От такого напора я прилегла очень смирно, позволив присоединить все обратно. Весовая категория у нас была, мягко говоря, неравная, чтобы сопротивляться.
— Восстановление займет около недели, но требует полного покоя, — продолжила бушевать целительница. — Напрягаться тебе противопоказано.
— Может, еще и нервничать нельзя? — буркнула я.
— Конечно, — ответила она как ни в чем не бывало, — и колдовать.
Ха! Может, они мне чисто из-за предписаний по выздоровлению заблокировали магию? Тогда бы и к кровати привязали, чего мелочиться. Но целительница оказалась не из мелочных и влила в меня лекарских чар, от которых начало дико клонить в сон.
— Ладно, прости, ты и так натерпелась, отдыхай, — сменила она гнев на жалость. — Должно обойтись без серьезных последствий, твоя магическая структура приходит в норму.
— Спасибо, — выдохнула я, балансируя на грани гаснущего сознания, однако сумела спросить: — Как там Киллиан Зинбер?..

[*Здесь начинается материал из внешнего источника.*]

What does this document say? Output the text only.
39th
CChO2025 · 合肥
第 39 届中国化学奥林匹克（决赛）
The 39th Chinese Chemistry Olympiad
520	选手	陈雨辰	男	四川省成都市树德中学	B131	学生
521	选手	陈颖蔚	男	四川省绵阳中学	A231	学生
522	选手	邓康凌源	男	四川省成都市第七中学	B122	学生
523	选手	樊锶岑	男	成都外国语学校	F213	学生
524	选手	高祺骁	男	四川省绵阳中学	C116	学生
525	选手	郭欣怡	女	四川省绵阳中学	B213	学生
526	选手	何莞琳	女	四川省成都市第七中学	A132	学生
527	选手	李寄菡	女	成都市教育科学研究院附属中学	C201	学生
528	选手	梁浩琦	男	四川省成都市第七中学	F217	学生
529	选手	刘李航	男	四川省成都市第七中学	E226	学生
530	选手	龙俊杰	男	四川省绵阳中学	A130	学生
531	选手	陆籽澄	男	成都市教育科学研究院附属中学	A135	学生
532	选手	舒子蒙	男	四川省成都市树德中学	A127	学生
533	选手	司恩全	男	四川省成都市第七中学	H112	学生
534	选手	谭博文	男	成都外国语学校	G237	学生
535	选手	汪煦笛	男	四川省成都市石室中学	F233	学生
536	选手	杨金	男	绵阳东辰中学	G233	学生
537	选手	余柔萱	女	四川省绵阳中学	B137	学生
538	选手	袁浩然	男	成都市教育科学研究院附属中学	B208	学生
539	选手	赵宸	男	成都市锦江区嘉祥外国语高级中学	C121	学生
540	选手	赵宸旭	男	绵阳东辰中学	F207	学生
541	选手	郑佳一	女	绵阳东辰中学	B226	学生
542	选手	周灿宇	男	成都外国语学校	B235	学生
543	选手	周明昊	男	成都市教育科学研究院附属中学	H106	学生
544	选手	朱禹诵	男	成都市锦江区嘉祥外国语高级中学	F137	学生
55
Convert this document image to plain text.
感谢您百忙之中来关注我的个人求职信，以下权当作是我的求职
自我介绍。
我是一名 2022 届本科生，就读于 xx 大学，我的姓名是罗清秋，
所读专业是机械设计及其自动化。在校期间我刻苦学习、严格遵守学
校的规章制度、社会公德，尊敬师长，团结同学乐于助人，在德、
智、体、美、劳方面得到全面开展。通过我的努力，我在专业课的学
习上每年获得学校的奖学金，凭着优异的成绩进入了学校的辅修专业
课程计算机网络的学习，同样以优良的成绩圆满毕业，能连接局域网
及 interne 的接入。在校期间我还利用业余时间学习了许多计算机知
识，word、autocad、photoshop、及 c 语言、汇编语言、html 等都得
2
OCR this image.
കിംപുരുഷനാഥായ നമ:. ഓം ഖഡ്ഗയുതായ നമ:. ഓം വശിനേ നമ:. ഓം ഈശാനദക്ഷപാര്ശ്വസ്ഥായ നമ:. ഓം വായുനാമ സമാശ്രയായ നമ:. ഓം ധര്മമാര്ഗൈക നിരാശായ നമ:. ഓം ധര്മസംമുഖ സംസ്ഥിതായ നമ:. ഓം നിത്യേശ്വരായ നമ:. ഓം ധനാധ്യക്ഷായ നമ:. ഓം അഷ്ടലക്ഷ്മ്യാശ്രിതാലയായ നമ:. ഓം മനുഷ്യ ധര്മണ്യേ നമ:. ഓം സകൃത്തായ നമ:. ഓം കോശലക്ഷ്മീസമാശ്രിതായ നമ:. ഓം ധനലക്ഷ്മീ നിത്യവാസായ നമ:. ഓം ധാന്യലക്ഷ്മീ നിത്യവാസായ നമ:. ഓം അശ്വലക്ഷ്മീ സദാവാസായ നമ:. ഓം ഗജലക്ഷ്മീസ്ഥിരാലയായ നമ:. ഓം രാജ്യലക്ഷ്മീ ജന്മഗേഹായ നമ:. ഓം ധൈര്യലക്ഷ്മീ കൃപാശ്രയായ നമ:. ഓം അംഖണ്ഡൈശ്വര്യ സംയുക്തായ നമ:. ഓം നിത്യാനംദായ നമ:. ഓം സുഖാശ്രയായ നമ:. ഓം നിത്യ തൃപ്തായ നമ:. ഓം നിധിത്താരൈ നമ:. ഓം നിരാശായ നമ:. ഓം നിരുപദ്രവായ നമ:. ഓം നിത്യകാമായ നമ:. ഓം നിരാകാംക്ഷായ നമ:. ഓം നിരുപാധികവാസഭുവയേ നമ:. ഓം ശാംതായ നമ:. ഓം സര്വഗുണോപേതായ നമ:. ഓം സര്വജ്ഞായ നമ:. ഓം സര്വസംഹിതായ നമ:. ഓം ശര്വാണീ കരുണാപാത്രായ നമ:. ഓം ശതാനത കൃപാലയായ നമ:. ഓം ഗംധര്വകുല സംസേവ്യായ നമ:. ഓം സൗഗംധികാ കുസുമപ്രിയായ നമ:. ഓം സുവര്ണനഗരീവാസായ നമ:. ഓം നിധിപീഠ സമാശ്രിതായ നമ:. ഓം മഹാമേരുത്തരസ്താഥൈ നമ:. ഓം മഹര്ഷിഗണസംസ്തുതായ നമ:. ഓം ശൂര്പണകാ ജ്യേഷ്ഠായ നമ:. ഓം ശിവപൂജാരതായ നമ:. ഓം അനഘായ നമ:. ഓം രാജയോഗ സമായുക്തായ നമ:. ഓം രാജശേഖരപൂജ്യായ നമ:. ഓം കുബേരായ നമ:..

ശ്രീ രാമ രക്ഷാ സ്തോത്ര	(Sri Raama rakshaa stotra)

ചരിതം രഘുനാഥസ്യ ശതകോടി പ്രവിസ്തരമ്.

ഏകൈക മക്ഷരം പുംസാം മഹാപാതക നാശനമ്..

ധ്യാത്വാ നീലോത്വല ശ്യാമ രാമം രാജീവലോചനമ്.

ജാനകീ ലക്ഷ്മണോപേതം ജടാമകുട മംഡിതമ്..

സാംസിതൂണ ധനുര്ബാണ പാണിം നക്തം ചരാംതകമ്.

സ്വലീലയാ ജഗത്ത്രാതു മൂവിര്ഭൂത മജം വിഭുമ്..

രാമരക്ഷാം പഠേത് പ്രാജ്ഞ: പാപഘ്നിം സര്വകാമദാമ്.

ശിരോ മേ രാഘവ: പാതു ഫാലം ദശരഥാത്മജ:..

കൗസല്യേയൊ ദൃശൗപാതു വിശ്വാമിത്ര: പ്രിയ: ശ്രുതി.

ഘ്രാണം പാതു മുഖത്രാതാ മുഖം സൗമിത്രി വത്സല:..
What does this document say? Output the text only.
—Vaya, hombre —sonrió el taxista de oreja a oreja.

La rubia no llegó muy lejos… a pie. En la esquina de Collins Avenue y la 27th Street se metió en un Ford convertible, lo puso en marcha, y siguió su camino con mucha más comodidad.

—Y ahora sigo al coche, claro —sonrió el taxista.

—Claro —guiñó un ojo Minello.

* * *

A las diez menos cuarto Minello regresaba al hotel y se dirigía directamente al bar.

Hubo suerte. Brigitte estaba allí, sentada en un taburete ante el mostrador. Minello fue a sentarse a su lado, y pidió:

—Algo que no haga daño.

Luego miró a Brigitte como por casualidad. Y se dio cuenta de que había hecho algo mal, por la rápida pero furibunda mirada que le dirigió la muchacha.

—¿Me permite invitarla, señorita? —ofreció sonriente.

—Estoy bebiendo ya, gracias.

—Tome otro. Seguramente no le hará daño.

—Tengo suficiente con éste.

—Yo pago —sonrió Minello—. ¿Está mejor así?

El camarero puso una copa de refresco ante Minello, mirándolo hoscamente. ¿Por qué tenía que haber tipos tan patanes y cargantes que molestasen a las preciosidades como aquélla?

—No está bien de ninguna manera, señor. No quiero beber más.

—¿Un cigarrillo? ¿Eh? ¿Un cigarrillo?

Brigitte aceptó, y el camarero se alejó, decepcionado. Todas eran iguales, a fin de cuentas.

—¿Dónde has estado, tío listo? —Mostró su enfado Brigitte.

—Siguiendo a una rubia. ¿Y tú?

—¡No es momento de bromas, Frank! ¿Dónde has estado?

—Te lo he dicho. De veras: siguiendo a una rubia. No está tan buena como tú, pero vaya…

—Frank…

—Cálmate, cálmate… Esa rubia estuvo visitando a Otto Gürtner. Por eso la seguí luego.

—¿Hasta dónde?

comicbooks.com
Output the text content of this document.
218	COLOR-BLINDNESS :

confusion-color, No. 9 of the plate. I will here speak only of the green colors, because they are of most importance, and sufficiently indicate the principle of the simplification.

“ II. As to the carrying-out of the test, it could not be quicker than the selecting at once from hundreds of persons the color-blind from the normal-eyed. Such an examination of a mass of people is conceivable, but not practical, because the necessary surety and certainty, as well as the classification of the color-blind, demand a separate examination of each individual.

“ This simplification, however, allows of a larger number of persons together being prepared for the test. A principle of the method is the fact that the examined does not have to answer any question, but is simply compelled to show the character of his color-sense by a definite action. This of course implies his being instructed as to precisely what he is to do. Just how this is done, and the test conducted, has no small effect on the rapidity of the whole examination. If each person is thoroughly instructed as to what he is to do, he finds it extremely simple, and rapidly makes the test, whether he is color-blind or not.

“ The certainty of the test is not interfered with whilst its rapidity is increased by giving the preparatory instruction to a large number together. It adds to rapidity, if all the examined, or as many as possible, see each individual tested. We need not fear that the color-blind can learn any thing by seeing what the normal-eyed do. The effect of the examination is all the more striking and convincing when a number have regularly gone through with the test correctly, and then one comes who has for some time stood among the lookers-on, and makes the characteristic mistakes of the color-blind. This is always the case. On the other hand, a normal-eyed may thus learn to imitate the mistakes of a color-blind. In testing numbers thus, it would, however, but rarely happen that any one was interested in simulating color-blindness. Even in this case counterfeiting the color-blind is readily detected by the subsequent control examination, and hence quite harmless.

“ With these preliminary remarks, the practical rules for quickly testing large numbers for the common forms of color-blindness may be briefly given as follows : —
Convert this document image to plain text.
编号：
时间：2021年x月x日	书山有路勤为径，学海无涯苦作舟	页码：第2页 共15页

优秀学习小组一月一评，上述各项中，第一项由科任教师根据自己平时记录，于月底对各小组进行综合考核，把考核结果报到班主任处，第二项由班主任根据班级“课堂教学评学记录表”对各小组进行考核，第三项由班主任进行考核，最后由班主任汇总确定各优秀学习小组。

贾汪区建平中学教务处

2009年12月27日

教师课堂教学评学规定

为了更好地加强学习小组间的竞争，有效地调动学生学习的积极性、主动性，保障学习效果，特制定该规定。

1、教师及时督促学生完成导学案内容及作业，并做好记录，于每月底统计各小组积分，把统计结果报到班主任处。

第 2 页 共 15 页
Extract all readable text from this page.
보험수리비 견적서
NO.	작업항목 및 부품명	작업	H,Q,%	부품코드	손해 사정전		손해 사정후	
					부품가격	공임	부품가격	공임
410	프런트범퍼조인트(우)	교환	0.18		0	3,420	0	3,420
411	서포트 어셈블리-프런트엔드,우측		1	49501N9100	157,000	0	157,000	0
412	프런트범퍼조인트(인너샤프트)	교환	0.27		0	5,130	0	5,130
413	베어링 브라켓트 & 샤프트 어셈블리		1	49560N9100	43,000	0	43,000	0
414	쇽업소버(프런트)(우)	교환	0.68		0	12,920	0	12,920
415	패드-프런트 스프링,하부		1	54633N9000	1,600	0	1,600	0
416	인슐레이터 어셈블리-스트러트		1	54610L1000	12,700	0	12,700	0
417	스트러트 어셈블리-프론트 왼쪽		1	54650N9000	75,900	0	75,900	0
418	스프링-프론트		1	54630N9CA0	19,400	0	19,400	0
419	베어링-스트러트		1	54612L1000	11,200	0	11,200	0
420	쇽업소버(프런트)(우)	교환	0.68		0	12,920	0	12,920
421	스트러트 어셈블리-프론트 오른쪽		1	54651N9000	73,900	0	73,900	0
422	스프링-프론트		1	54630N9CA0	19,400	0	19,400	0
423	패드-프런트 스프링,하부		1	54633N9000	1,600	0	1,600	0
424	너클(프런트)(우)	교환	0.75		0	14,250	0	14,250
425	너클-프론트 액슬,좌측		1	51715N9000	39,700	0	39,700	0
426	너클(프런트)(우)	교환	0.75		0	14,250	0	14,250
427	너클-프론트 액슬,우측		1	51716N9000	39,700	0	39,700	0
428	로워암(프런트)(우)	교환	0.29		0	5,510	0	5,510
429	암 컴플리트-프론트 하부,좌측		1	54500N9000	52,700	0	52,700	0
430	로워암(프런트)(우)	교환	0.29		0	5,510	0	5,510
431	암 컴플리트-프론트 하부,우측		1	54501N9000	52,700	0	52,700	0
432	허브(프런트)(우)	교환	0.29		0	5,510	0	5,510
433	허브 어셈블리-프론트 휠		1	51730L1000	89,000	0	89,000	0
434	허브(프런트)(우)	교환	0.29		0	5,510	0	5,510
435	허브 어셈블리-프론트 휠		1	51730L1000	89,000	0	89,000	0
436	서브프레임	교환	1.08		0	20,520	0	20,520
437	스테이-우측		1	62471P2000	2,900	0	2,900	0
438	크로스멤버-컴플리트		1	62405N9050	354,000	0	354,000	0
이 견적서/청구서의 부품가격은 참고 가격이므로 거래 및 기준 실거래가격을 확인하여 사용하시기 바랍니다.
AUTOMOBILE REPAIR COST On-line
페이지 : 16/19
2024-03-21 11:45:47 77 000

— Лежит в своей палате спокойно без сознания, в отличие от кое-кого. Ему дольше поправляться, чем тебе, но прогнозы хорошие.
Хорошо, что хорошие. Было бы плохо, если бы плохие… С этой потрясающе емкой мыслью я и отключилась.
Очнуться довелось под чутким руководством целителей, которые и вывели меня из лечебного сна. Потом избавили от всего на мне лишнего, кроме антимагических браслетов, выдали длинный халат, тапочки и наставления. Ждать прописанных процедур, не делать резких движений, съедать принесенную еду и не выходить из палаты: дверь все равно заперта. Другой информации не дали, но я сконцентрировалась на позитивном.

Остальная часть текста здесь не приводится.